Если вдуматься, то у страны, покинутой нами навсегда, не было ни одного названия, которое можно было бы произнести с неподдельной ностальгией. Советский Союз? Тосковать по чему бы то ни было советскому считалось политически некорректным, так как само слово «советский» ассоциировалось с неуклюжей тушей правящего режима. Россия? Это слово, в свою очередь, было испорчено сусальным китчем санкционированного национализма: все эти колышущиеся березки и тройки с санями. Так что я прибегла к саркастическому сленгу, на котором место жительства гомо советикус обозначалось как «совок» или «совдеп».
Маму эта языковая классификация не слишком занимала.

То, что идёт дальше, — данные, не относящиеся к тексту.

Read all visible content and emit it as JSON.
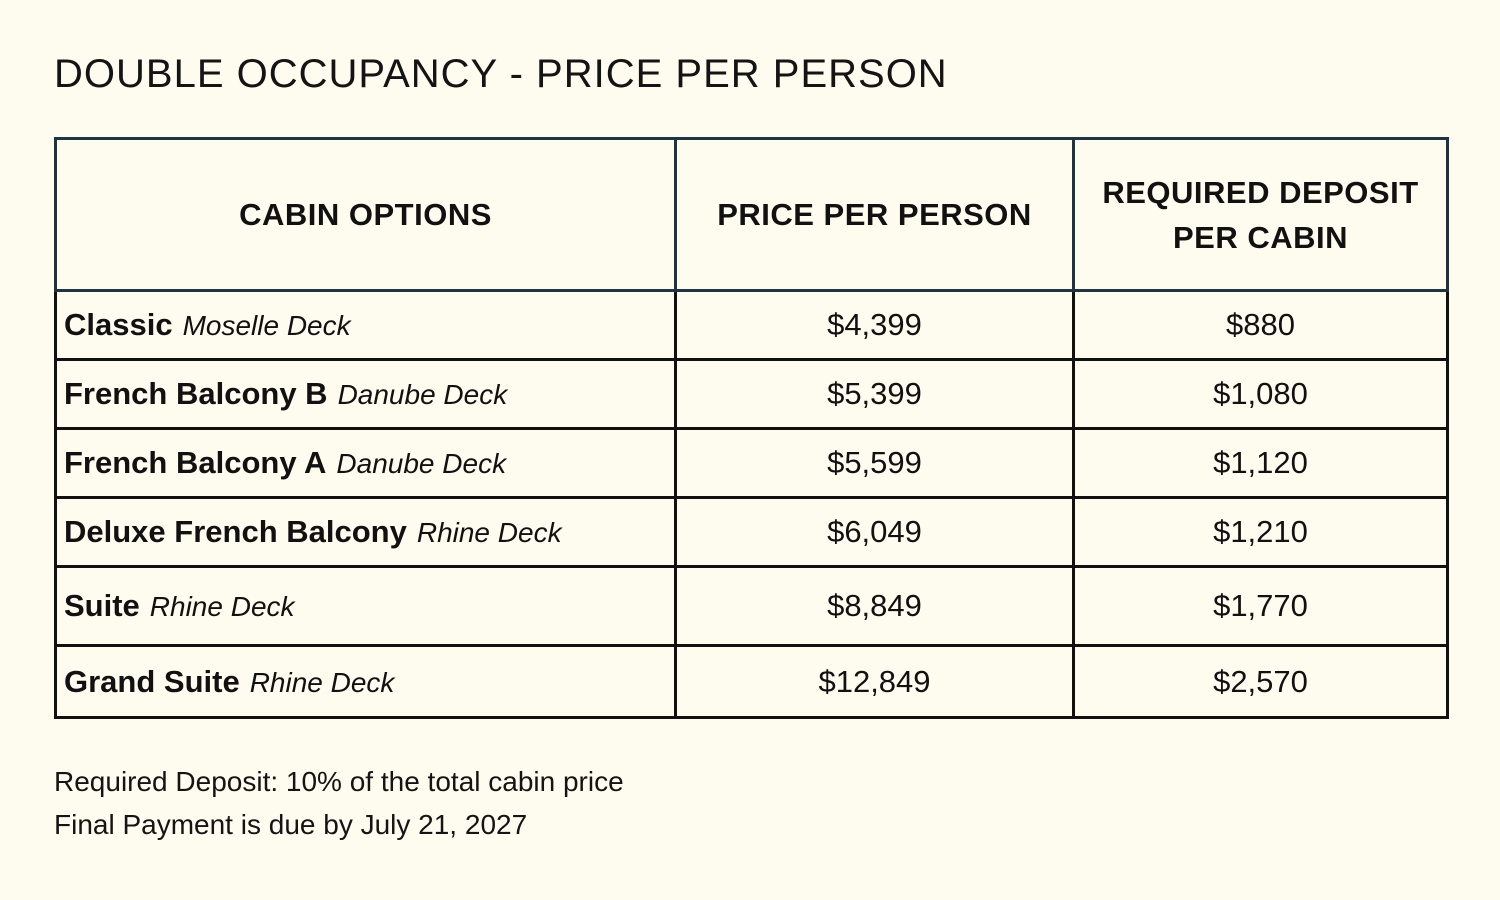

В конце концов, она прожила большую часть взрослой жизни внутренним эмигрантом, тосковавшим о воображаемом «не здесь», где, как она чувствовала, была ее истинная Родина. Порой она признавалась, что ей не хватает кислых зеленых антоновских яблок — вполне нейтральное набоковское переживание. И лишь однажды, услышав песенку Окуджавы об Арбате, она расплакалась.
Я же наше социалистическое государство и не принимала, и не отвергала. Я бесконечно жонглировала разными точками зрения на него, его ценностями и антиценностями. Играя в эту игру, я и выстроила свою детскую идентичность.
И теперь я оплакивала не только Родину, о которой не упоминали, но и потерю себя.
Взять, к примеру, мое имя.
Анна, Аня, Анька, Анечка, Анюта, Нюра, Нюша. Целый спектр нюансов в одном-единственном имени. А теперь? Я даже Анной уже не была. Я стала Иенна, с филадельфийским акцентом: звучное открытое русское «А» стало плоским и резиновым, как хлеб нашего изгнания Wonder Bread.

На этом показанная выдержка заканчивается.